If God were to point out all my faults, sinful tendencies, and weaknesses, I’d probably want to hide in a cave and never come out.
If He condemned me for them, I would go to hell. (Romans 6:23)
Natalie said that God knows the true problems in our hearts and wants to meet our deepest and greatest needs with Himself.
Because of Jesus’ death on the cross, our past, present, and future sins are paid for. (John 3:16)
I believe Satan is satisfied with anything we let tear our focus away from God, even if it’s the fear of being too ordinary.
Here are three questions I try to consider when I can’t tell the difference between my own concocted good deeds and God works:
1. Am I spending time with God?
If I’m not setting aside time to read God’s Word, pray, and find times of Sabbath rest, it will be much harder to seek His direction, delight in my relationship with Him, and be open to His conviction.

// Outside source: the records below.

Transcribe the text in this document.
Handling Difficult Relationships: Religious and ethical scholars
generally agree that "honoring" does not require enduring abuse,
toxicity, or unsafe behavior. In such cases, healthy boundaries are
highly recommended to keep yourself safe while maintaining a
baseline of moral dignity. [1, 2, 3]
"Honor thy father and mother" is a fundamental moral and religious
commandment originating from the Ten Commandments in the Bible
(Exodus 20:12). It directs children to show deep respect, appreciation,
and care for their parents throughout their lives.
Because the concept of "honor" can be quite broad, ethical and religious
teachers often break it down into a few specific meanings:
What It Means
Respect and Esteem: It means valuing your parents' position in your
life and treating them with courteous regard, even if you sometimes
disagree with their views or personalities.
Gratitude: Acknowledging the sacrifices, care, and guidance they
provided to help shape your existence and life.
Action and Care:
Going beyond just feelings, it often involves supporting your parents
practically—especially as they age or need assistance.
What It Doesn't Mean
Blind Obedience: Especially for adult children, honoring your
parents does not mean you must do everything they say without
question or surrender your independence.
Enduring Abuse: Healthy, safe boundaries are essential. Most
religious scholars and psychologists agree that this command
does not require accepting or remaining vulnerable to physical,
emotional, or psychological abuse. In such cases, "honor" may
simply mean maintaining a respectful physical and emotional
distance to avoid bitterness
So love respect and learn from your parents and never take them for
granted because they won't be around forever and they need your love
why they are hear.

If my mind isn’t being filled with truth, condemnation and lies can weasel their way in until they bully out all the good thoughts.
2. Am I valuing the roles He’s placed me in?
Our culture values individuals. We rejoice when we see one man move up the ladder of success by sheer grit and determination. It can be exhausting if we’re trying to do the same thing with a toddler hanging off our waist and a husband who wants a hug and a listening ear after work.
It can be easy to resent the people God’s given us the most access to love.
3. Am I talking to God about my activities so that if He redirects, I’m available for the good works He’s prepared for me to do? (not the good opportunities that seem to come at me from all sides like balloons in a waterballoon fight.)
Most people in the Bible didn’t convince God to use them a certain way. In fact, they were doing pretty ordinary things.
- Joseph was babbling his dreams to his brothers and checking up on them for his father. (Genesis 37)
- Moses was taking care of sheep in the wilderness. (Exodus 3)
- Gideon was hiding from Midianite enemies while threshing wheat in a winepress. (Judges 6)
- Mary was probably helping her mom in her household, preparing for her marriage to Joseph. (Luke 1)
- Peter, Andrew, James, and John were fishing. (Mark 1)
And when the people in the Bible did try to do awesome things, they usually forgot God in the process.
- Samson got his eyes plucked out and was obsessed with revenge even at the end of his life when he pushed the pillars down to kill a bunch of Philistines. (Judges 16) (Click here for some excellent Bible study podcasts on the book of Judges by Jen Wilkin.)
- Gideon refused to be king, but instead made a golden ephod, which the people worshiped. (Judges 8)
- Saul got scared when the prophet Samuel didn’t come before a battle and offered an unauthorized sacrifice. (1 Samuel 13)
Some short prayers I try to remember to pray (especially in times of confusion or false guilt) are:
“Jesus, would you help me to enjoy you today?”
“Father, I invite you into this day. Would you go before me and show me where You would have me love and serve?”
“I surrender my plans to You, Holy Spirit, and trust You to lead me.”
“Thank you for loving me even when I do sin. I ask for your conviction and freedom from any condemnation.”
“Would you make me more like you today, Jesus?”
I don’t know what my life will look like tomorrow, much less ten years from now. (Maybe He will bring those twins from Africa.) But I don’t want to live in shame or resent the ordinary tasks God is entrusting me with.
Because is any work God does really ordinary?
Is there a “good work” that needs surrendering? Is there a less noticeable one God is leading you to do instead?